Le rapport décrit une « configuration incroyablement sexiste, un groupe de personnes appelées aides-dames, dont beaucoup étaient soit les épouses des dirigeants, soit des étudiantes de premier cycle ». « Ces aides-dames étaient gardées hors de vue, loin des esprits », peut-on lire.
« Ils feraient la cuisine dans la cuisine, même si certaines étudiantes de premier cycle suivraient peut-être le même cours dans le même collège que les campeurs seniors, par exemple. »
Le rapport décrit comment les hommes sont perçus comme ayant de l'autorité sur les femmes. « Les hommes étaient traités comme ayant plus de sagesse et de perspicacité », peut-on lire. « En conséquence, le comportement et les justifications de John ont peut-être reçu plus de légitimité. Son attention portée aux jeunes hommes n’a pas été remise en question.
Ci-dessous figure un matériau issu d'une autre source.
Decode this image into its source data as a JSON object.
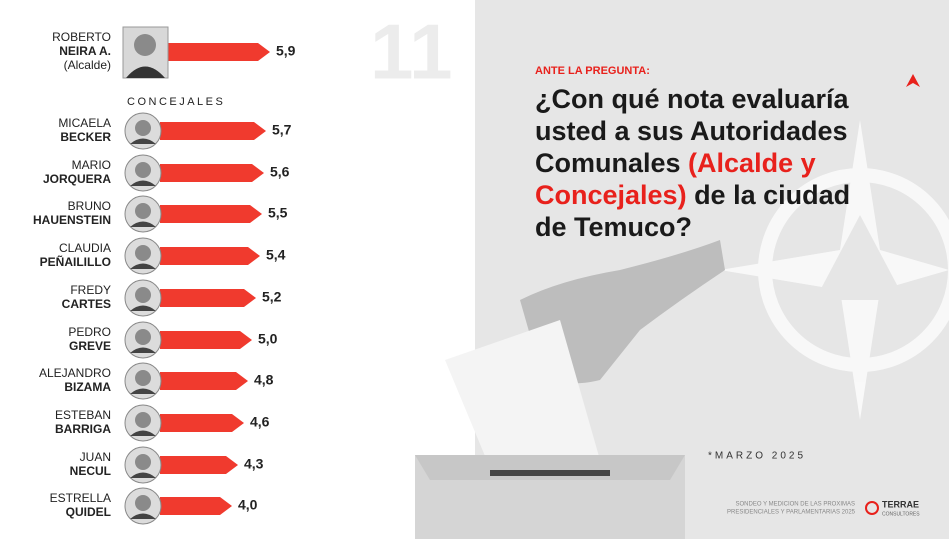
{
  "chart_data": {
    "type": "bar",
    "section_label": "CONCEJALES",
    "categories": [
      [
        "ROBERTO",
        "NEIRA A.",
        "(Alcalde)"
      ],
      [
        "MICAELA",
        "BECKER"
      ],
      [
        "MARIO",
        "JORQUERA"
      ],
      [
        "BRUNO",
        "HAUENSTEIN"
      ],
      [
        "CLAUDIA",
        "PEÑAILILLO"
      ],
      [
        "FREDY",
        "CARTES"
      ],
      [
        "PEDRO",
        "GREVE"
      ],
      [
        "ALEJANDRO",
        "BIZAMA"
      ],
      [
        "ESTEBAN",
        "BARRIGA"
      ],
      [
        "JUAN",
        "NECUL"
      ],
      [
        "ESTRELLA",
        "QUIDEL"
      ]
    ],
    "values": [
      5.9,
      5.7,
      5.6,
      5.5,
      5.4,
      5.2,
      5.0,
      4.8,
      4.6,
      4.3,
      4.0
    ],
    "value_labels": [
      "5,9",
      "5,7",
      "5,6",
      "5,5",
      "5,4",
      "5,2",
      "5,0",
      "4,8",
      "4,6",
      "4,3",
      "4,0"
    ],
    "color": "#f03a2e"
  },
  "panel": {
    "number": "11",
    "kicker": "ANTE LA PREGUNTA:",
    "question": [
      [
        "¿Con qué nota evaluaría"
      ],
      [
        "usted a sus Autoridades"
      ],
      [
        "Comunales ",
        "(Alcalde y"
      ],
      [
        "Concejales)",
        " de la ciudad"
      ],
      [
        "de Temuco?"
      ]
    ],
    "date": "*MARZO 2025",
    "footer": [
      "SONDEO Y MEDICION DE LAS PROXIMAS",
      "PRESIDENCIALES Y PARLAMENTARIAS 2025"
    ],
    "brand": "TERRAE",
    "brand_sub": "CONSULTORES"
  }
}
Le rapport indique que Smyth « aurait pu et aurait dû être officiellement signalé à la police britannique. Les hauts responsables de l’Église ont raté « des occasions de déterminer s’il continuait à constituer une menace abusive en Afrique du Sud ».
Le rapport révèle que si Welby avait pris la parole, Smyth aurait pu être traduit en justice « beaucoup plus tôt ». La police n'a ouvert d'enquête qu'en 2017. Smyth est décédé au Cap, en Afrique du Sud, en 2018, à l'âge de 75 ans, sans jamais répondre de ses abus.
Welby a rejeté les appels à la démission.